Following the loss of its high-profile legal battle to ban anti-fur protests in store, Harvey Nichols is set to return to the High Court of England and Wales today to stop anti-fur campaigners from protesting in its stores.
The department store group previously took legal action to prohibit anti-fur campaigners from coming within a 50 meter range of any of its store last month. However, the move was contested by Heartless Harvey Nichols (HHN), an anti-fur coalition who opposes the group's sale of fur.
HHN will be fighting the injunction, which the organisation has called “bully boy tactics” in the High Court today and will be challenging the remaining 10 meter exclusion zone which currently surrounds all the department store groups retail locations in England.

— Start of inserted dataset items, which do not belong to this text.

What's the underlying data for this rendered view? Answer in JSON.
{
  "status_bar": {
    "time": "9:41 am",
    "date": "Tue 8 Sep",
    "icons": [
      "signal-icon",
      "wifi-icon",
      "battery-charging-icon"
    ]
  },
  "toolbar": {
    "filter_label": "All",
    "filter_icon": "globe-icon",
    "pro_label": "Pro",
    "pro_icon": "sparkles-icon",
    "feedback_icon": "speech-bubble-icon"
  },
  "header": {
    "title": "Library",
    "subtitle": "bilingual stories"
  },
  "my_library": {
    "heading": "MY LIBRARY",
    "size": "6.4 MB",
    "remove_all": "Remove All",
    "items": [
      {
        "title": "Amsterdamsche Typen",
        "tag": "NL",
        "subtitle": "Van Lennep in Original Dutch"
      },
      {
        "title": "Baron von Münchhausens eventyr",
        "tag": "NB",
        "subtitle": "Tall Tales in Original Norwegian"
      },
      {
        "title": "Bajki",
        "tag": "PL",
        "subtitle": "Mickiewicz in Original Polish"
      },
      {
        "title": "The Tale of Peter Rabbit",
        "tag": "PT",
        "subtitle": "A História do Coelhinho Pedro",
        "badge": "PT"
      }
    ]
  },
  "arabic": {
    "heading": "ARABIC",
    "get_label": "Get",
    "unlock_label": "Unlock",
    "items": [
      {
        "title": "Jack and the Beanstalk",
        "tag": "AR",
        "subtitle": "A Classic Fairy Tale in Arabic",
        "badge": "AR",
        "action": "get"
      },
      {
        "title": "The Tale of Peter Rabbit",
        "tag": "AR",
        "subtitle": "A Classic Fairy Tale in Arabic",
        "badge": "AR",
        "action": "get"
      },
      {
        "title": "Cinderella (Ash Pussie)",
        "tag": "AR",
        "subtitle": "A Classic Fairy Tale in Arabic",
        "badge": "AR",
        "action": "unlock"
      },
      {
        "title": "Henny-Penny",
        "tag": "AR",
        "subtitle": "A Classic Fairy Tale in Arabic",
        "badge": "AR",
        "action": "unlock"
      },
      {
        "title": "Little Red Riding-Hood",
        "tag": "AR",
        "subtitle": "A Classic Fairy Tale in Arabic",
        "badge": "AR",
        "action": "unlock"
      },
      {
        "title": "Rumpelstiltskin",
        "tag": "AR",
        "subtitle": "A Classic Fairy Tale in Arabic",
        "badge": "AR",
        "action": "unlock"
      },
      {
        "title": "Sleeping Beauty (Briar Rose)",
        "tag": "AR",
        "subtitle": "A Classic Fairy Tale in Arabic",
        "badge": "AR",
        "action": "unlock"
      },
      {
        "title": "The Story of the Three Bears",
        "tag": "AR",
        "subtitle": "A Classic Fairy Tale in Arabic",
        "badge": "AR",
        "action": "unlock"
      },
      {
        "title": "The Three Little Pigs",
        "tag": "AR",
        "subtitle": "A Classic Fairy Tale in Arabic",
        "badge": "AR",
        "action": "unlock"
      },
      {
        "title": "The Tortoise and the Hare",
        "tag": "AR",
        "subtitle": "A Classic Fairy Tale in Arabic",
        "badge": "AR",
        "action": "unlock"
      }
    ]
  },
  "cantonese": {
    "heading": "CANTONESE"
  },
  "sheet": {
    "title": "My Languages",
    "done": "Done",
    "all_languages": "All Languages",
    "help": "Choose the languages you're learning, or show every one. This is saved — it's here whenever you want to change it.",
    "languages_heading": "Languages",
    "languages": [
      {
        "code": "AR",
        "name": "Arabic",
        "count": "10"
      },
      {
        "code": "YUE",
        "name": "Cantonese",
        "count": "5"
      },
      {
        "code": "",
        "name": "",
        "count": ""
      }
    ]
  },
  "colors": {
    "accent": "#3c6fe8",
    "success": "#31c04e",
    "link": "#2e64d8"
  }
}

“Harvey Nichols is facing unprecedented pressure to halt its cruel sale of fur. Foxes on European farms used to source pelts suffer injuries and inadequate veterinary treatment, before being electrocuted to death,” commented Luke Steele, a spokesperson for HHN.
“The continued injunction is bully boy tactics and aims to quash any opposition to fur being sold at Harvey Nichols. The company should spend its efforts listening to the concerns of the public on the treatment of animals, not trying to silence them.”
The contention comes a week before the coalition of anti-fur campaigners has planned a protest at Harvey Nichols’ flagship Knightsbridge store, in London. Peta, the animal rights organisation has also targeted the department store in one of its latest campaigns, which highlights the cruelty behind 'origin assured' fur, which is sold at Harvey Nichols.
In its new video campaign, which depicts foxes with skinless paws forced to live in tiny wire cages next to their decomposing kin and animal's with severe untreated wounds, Peta asks Harvey Nichols, which previously abandoned its decade long fur free policy to sell 'origin assured fur' to reinstate its policy.
“The 'Origin Assured' fur label serves no other purpose than to make people feel better about supporting one of the cruellest industries in existence,” said Peta director Mimi Bekhechi. “Peta is calling on Harvey Nichols to stop misleading its customers and reinstate its fur-free policy – permanently.”